Bon sang mais c’est bien sûr ! Ces formes toutes molles et dégoulinantes, ces portes de voiture en toile bourrée de kapok, effondrées sur le mur, qu’on dirait passées dans un four surpuissant ou sous la baguette d’un magicien malicieux (en l’occurrence ici, celle de Claes Oldenburg). Où d’autre aurait-on pu les voir, à part dans un cartoon ? Dans une toile d’Yves Tanguy pardi ! Ou dans un paysage de Salvador Dalí, où les objets du quotidien ont la fâcheuse tendance à se ramollir en flaques.
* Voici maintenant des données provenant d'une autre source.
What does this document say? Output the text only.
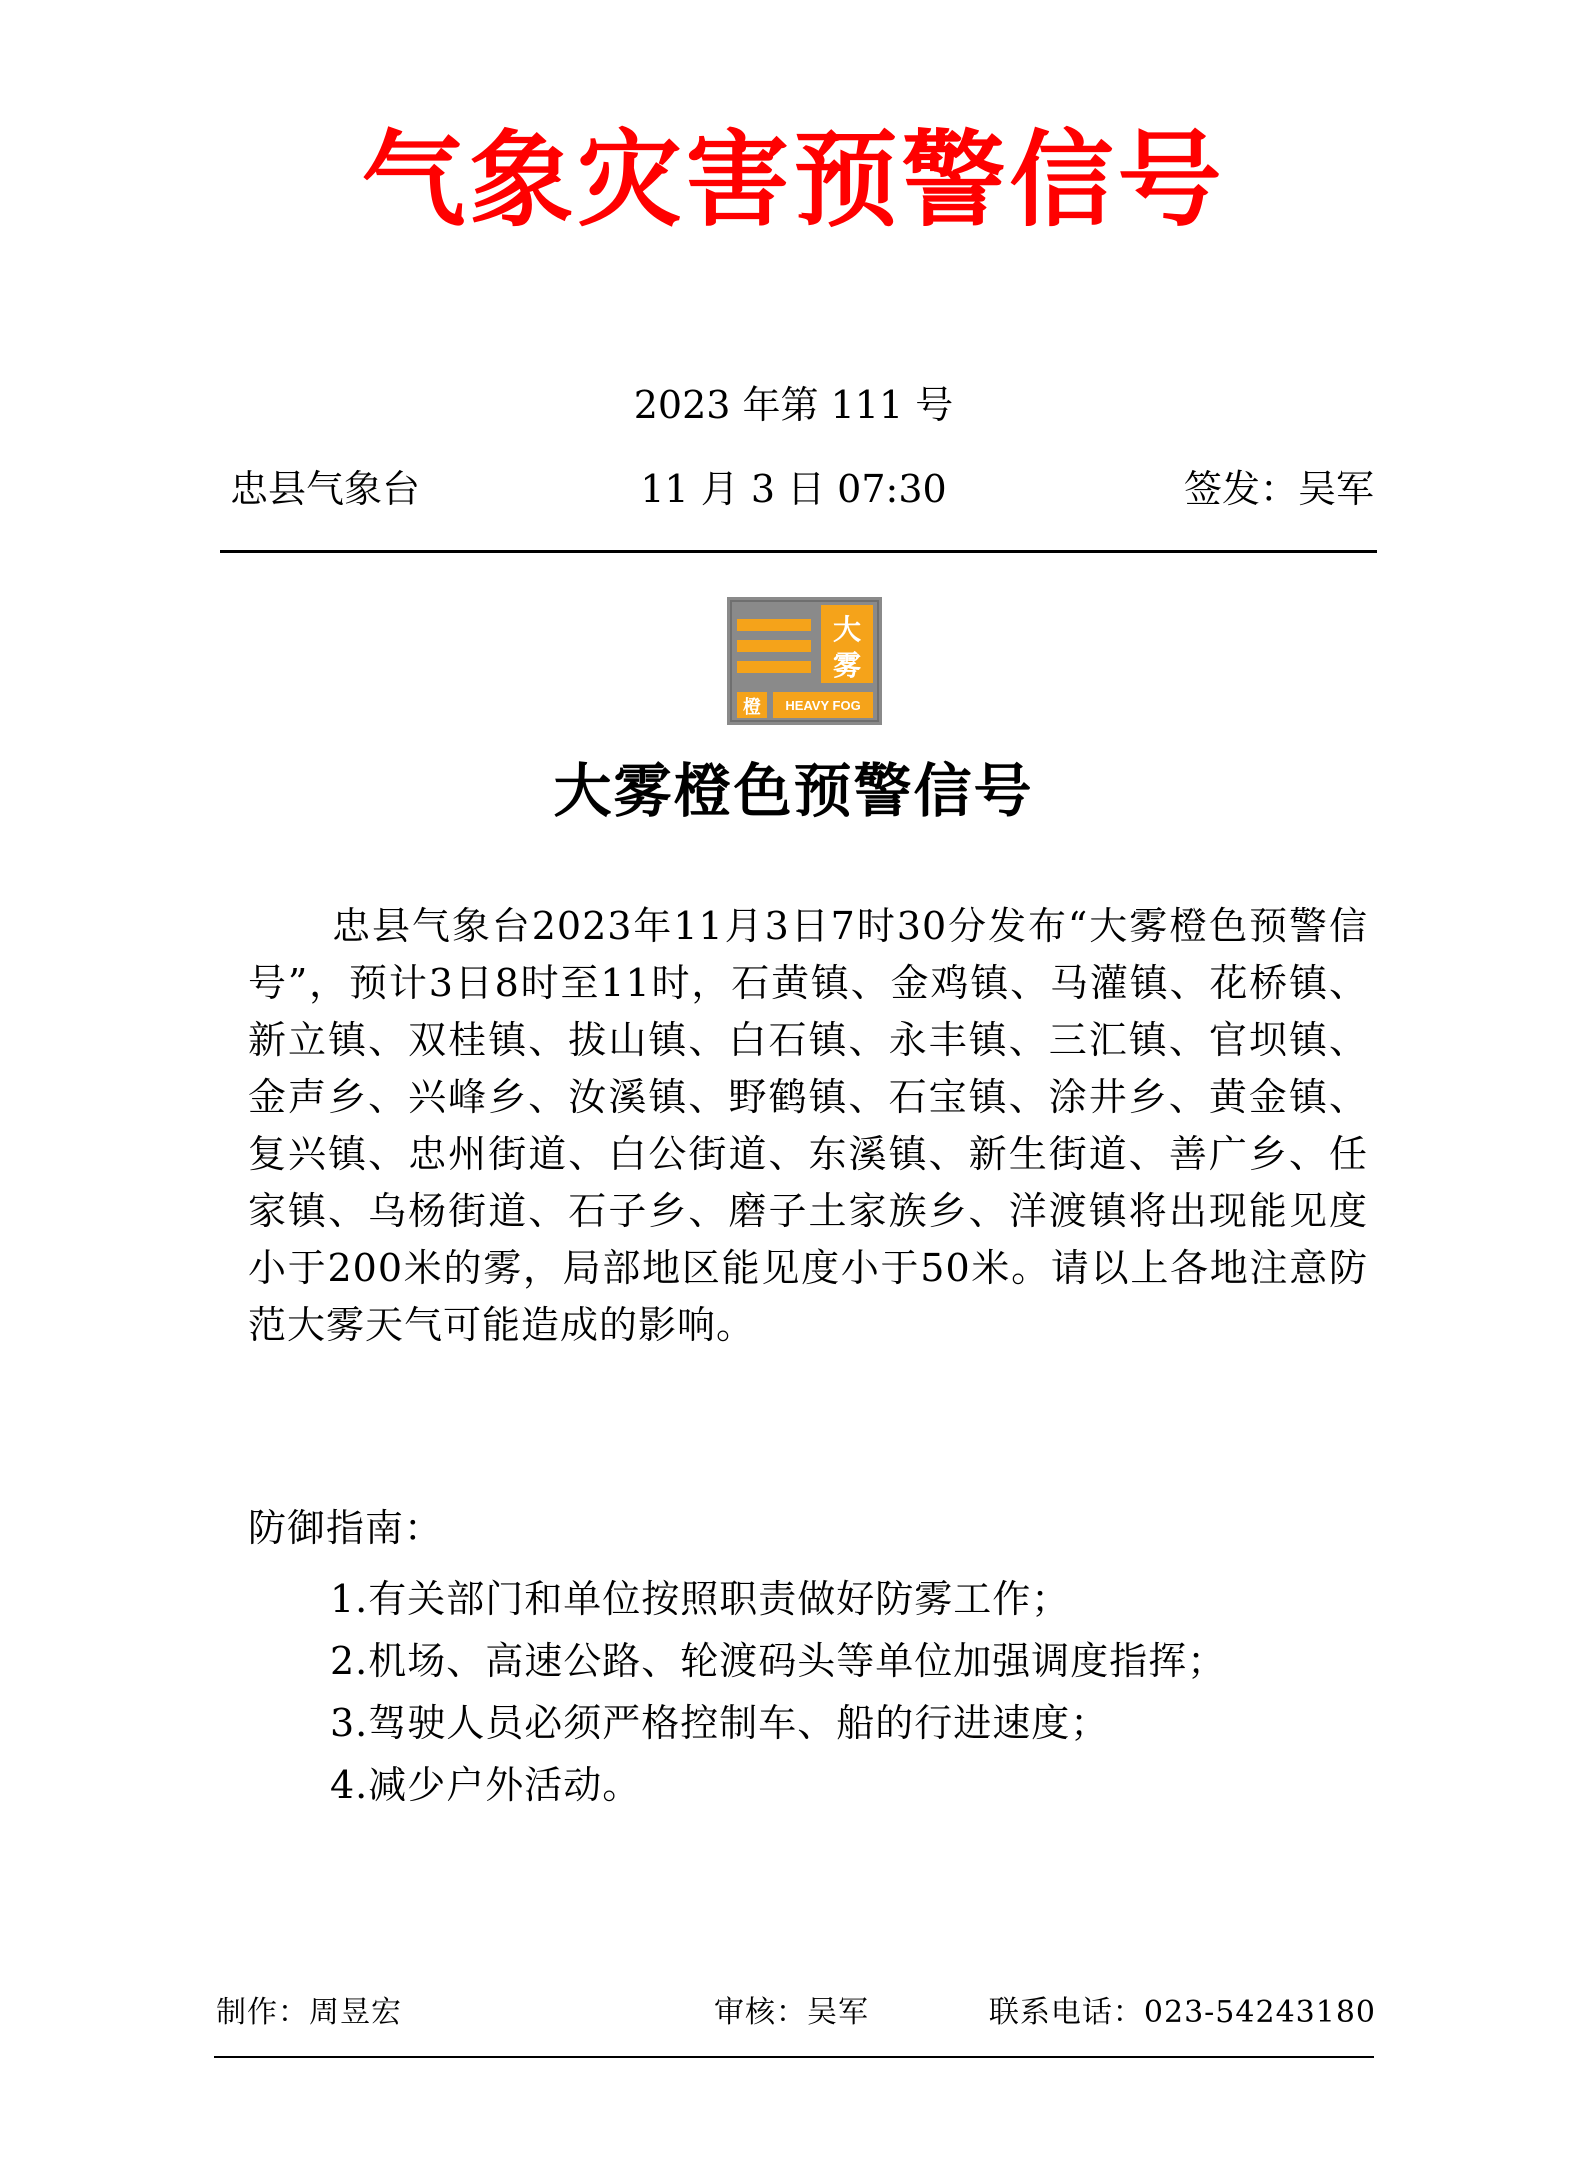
气象灾害预警信号
2023 年第 111 号
忠县气象台	11 月 3 日 07:30	签发：吴军
大
雾
橙 HEAVY FOG
大雾橙色预警信号

忠县气象台2023年11月3日7时30分发布“大雾橙色预警信号”，预计3日8时至11时，石黄镇、金鸡镇、马灌镇、花桥镇、新立镇、双桂镇、拔山镇、白石镇、永丰镇、三汇镇、官坝镇、金声乡、兴峰乡、汝溪镇、野鹤镇、石宝镇、涂井乡、黄金镇、复兴镇、忠州街道、白公街道、东溪镇、新生街道、善广乡、任家镇、乌杨街道、石子乡、磨子土家族乡、洋渡镇将出现能见度小于200米的雾，局部地区能见度小于50米。请以上各地注意防范大雾天气可能造成的影响。

防御指南：
1.有关部门和单位按照职责做好防雾工作；
2.机场、高速公路、轮渡码头等单位加强调度指挥；
3.驾驶人员必须严格控制车、船的行进速度；
4.减少户外活动。
制作：周昱宏	审核：吴军	联系电话：023-54243180
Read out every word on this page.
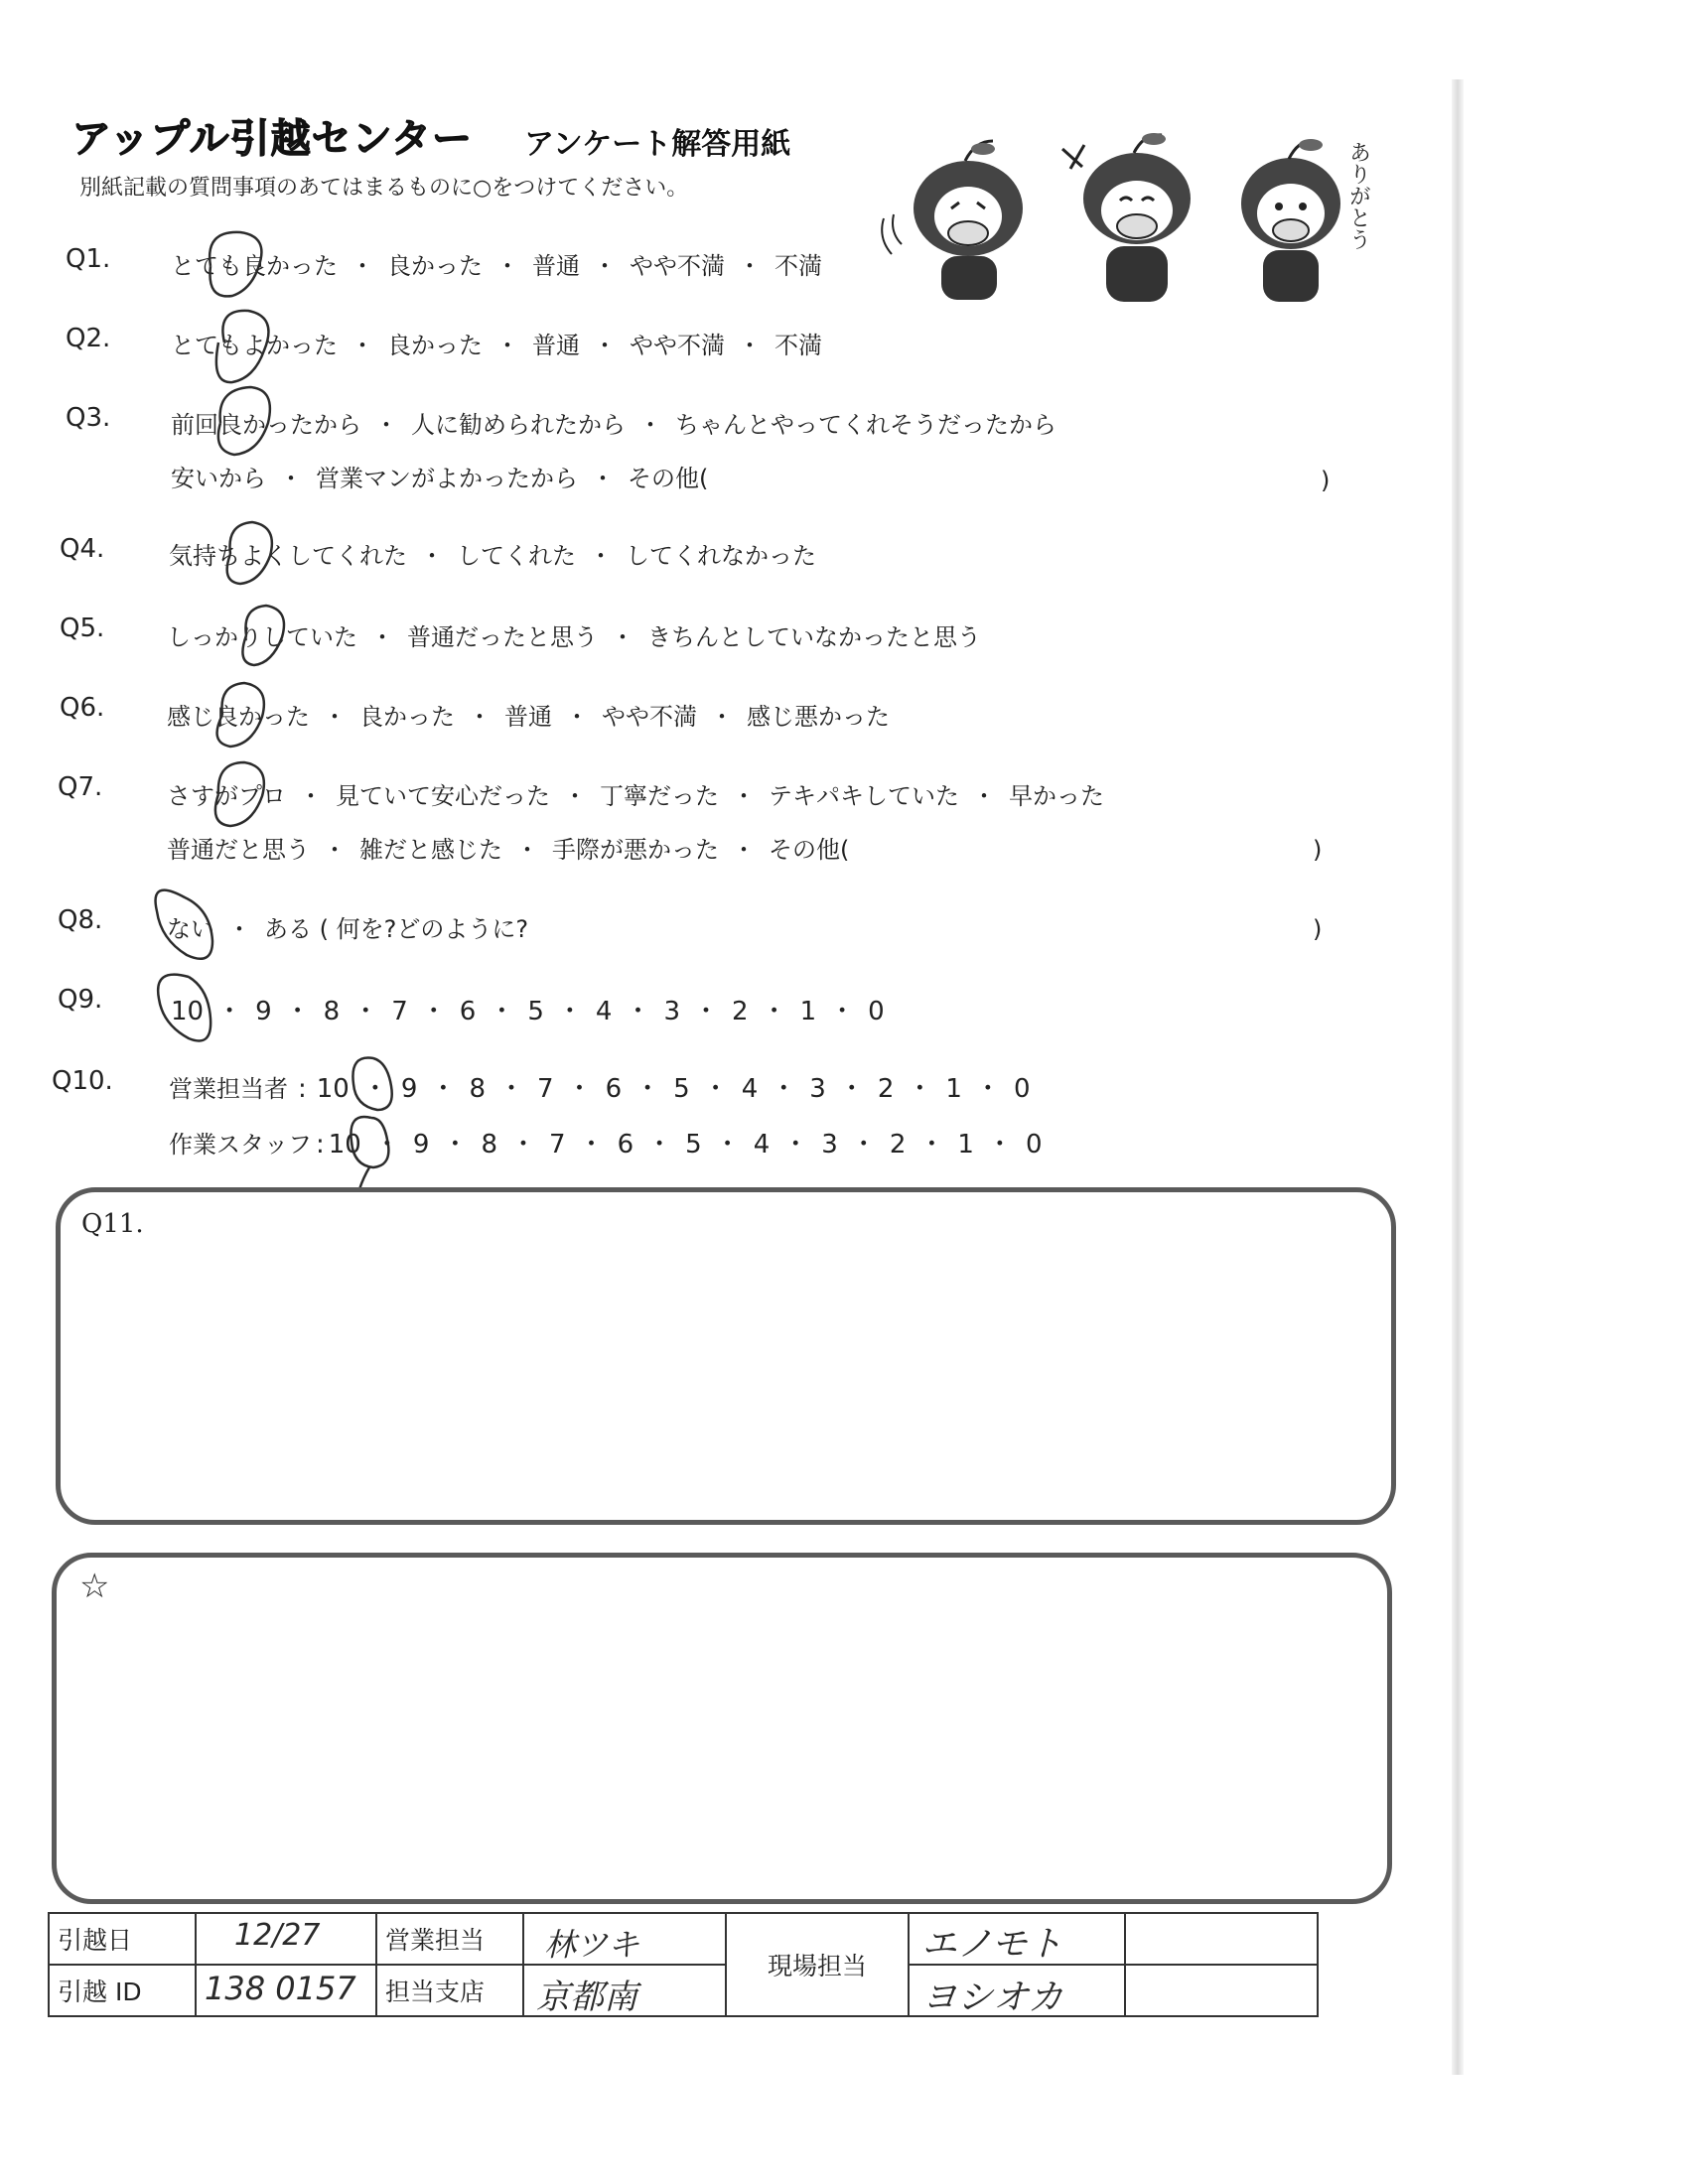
アップル引越センター アンケート解答用紙
別紙記載の質問事項のあてはまるものに○をつけてください。	ありがとう
Q1.	とても良かった ・ 良かった ・ 普通 ・ やや不満 ・ 不満
Q2.	とてもよかった ・ 良かった ・ 普通 ・ やや不満 ・ 不満
Q3.	前回良かったから ・ 人に勧められたから ・ ちゃんとやってくれそうだったから
安いから ・ 営業マンがよかったから ・ その他(	)
Q4.	気持ちよくしてくれた ・ してくれた ・ してくれなかった
Q5.	しっかりしていた ・ 普通だったと思う ・ きちんとしていなかったと思う
Q6.	感じ良かった ・ 良かった ・ 普通 ・ やや不満 ・ 感じ悪かった
Q7.	さすがプロ ・ 見ていて安心だった ・ 丁寧だった ・ テキパキしていた ・ 早かった
普通だと思う ・ 雑だと感じた ・ 手際が悪かった ・ その他(	)
Q8.	ない ・ ある ( 何を?どのように?	)
Q9.	10 ・ 9 ・ 8 ・ 7 ・ 6 ・ 5 ・ 4 ・ 3 ・ 2 ・ 1 ・ 0
Q10. 営業担当者 : 10 ・ 9 ・ 8 ・ 7 ・ 6 ・ 5 ・ 4 ・ 3 ・ 2 ・ 1 ・ 0
作業スタッフ : 10 ・ 9 ・ 8 ・ 7 ・ 6 ・ 5 ・ 4 ・ 3 ・ 2 ・ 1 ・ 0
Q11.
☆
引越日	12/27	営業担当	林ツキ	現場担当	エノモト	

引越 ID	138 0157	担当支店	京都南		ヨシオカ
Exagère-t-on ? Pas tant que ça, Dalí lui-même trouvait que ses montres fondues préfiguraient les sculptures molles d’Oldenburg, et c’est tout le propos de la passionnante expo organisée au centre de la Vieille Charité à Marseille, «le Surréalisme dans l’art américain», que de révéler les liaisons souterraines, mal connues, voire tues sciemment, entre le mouvement européen, ses déclinaisons américaines qui datent de bien avant la Seconde Guerre mondiale, et les stratégies d’artistes nord-américains parfois très lointainement liés à ces courants. Catalogués pop, expressionnistes abstraits (AbEx) ou au contraire résolument anti, ils auraient pioché, plus ou moins explicitement, dans le bréviaire thématique ou formel du surréalisme européen, et ce pendant près de quarante ans, le réactivant dans des œuvres à fort potentiel subversif.
Tromper l’ennui et l’angoisse
Si ces résonances ont pu être ponctuellement examinées, notamment lors d’un revival surréaliste aux Etats-Unis dans les années 60 – citons l’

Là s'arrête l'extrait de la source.